Producer: Jo Glanville
Rental Health: Hunt for a Home, 8pm-8.30pm
As tenants desperately try and secure their application for a home, competition is fierce – often dozens of people vying for a single property. With landlords selling up, and mortgages increasingly unattainable, finding somewhere is tough. Who’s coming for a viewing, why are they looking right now, and what’s causing this imbalance in supply and demand? Rima Ahmed of BBC Radio Leeds hears from tenants, landlords and estate agents in her city and beyond as they give us a snapshot of a housing market out of balance. They tell their stories of what life is like in a housing market that has changed beyond recognition in a short space of time.
Producer: Johnathan I’Anson
Tuesday 28 March
Rental Health: Solutions 2/5, 1.45pm-2pm
As the cost of rent continues to rise across the UK, Kirsty Lang looks for solutions. Kirsty Lang talks to two pioneers in the houseboat community, who now have plans to develop low-cost floating housing for rental on the Thames.
Producer: Jo Glanville
Wednesday 29 March
You and Yours, 12pm
The team will explore social housing and a new rental scam.

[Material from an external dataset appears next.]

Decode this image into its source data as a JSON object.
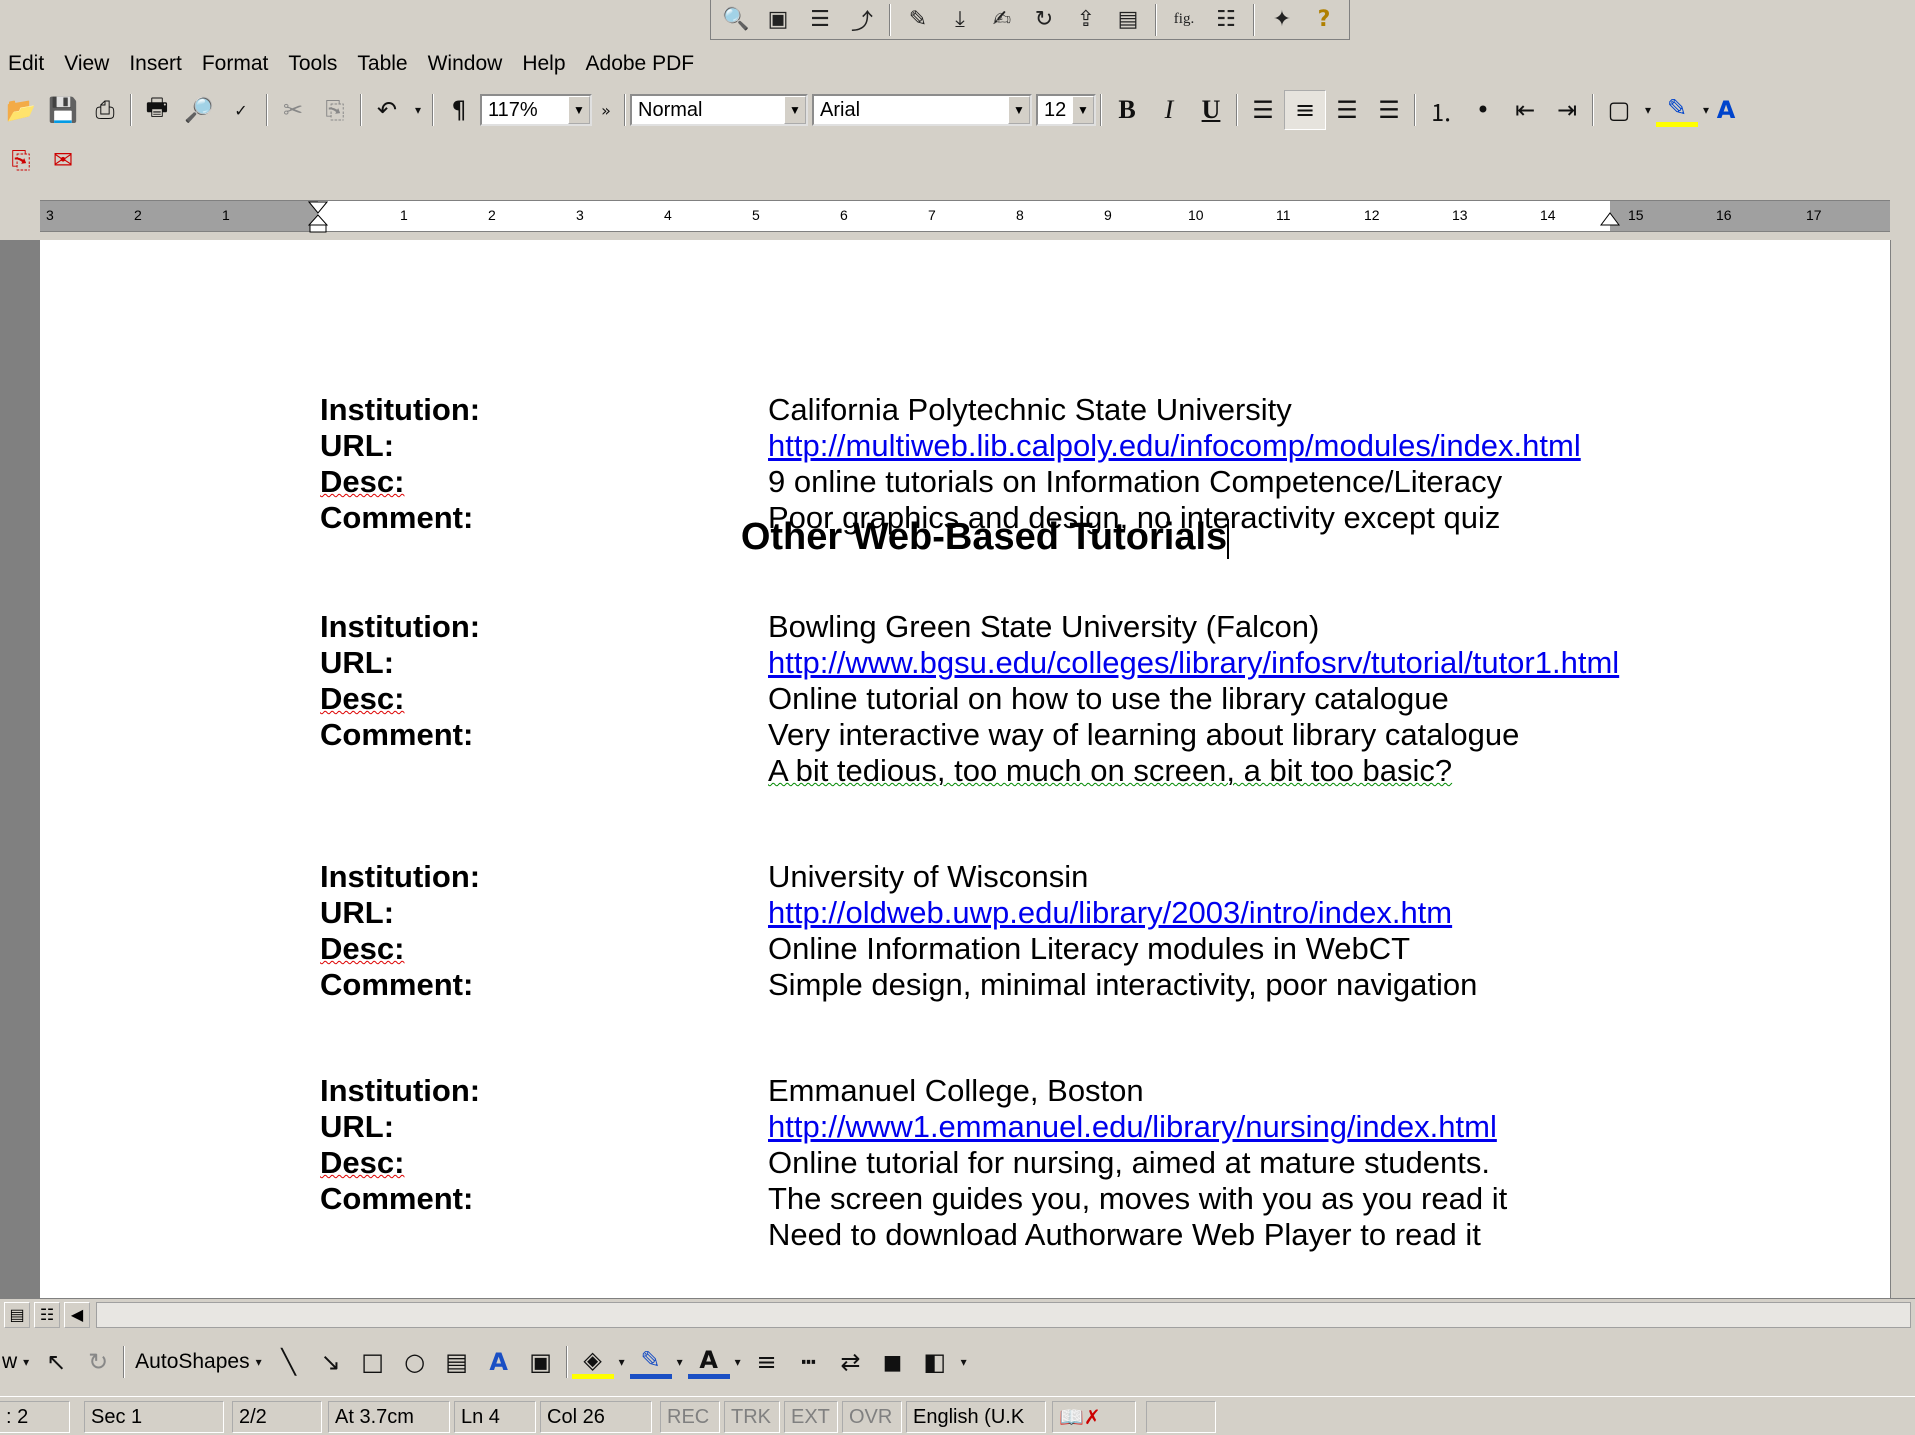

Rental Health: Solutions 3/5, 1.45pm-2pm
As the cost of rent continues to rise across the UK, Kirsty Lang looks for solutions. Communal housing has moved on since the days of hippy communes in the 60s and 70s. Kirsty Lang talks to founders of communal living and co-housing in San Francisco, Vienna and Leeds.
Producer: Jo Glanville
Money Box Live, 3pm
Felicity Hannah presents. Helping listeners with their rental issues.
Thursday 30th March
Rental Health: Solutions 4/5, 1.45pm-2pm
As the cost of rent continues to rise across the UK, Kirsty Lang looks for solutions. Barcelona is rolling out a radical housing policy that is transforming the face of affordable living in the city. Kirsty Lang finds out how it all began.
Producer: Jo Glanville
Friday 31 March
Rental Health: Solutions 5/5, 1.45pm-2pm
As the cost of rent continues to rise across the UK, Kirsty Lang looks for solutions. Most of the population in Singapore own their homes and very few rent, because home ownership is affordable. Kirsty Lang discovers how Singapore made it possible.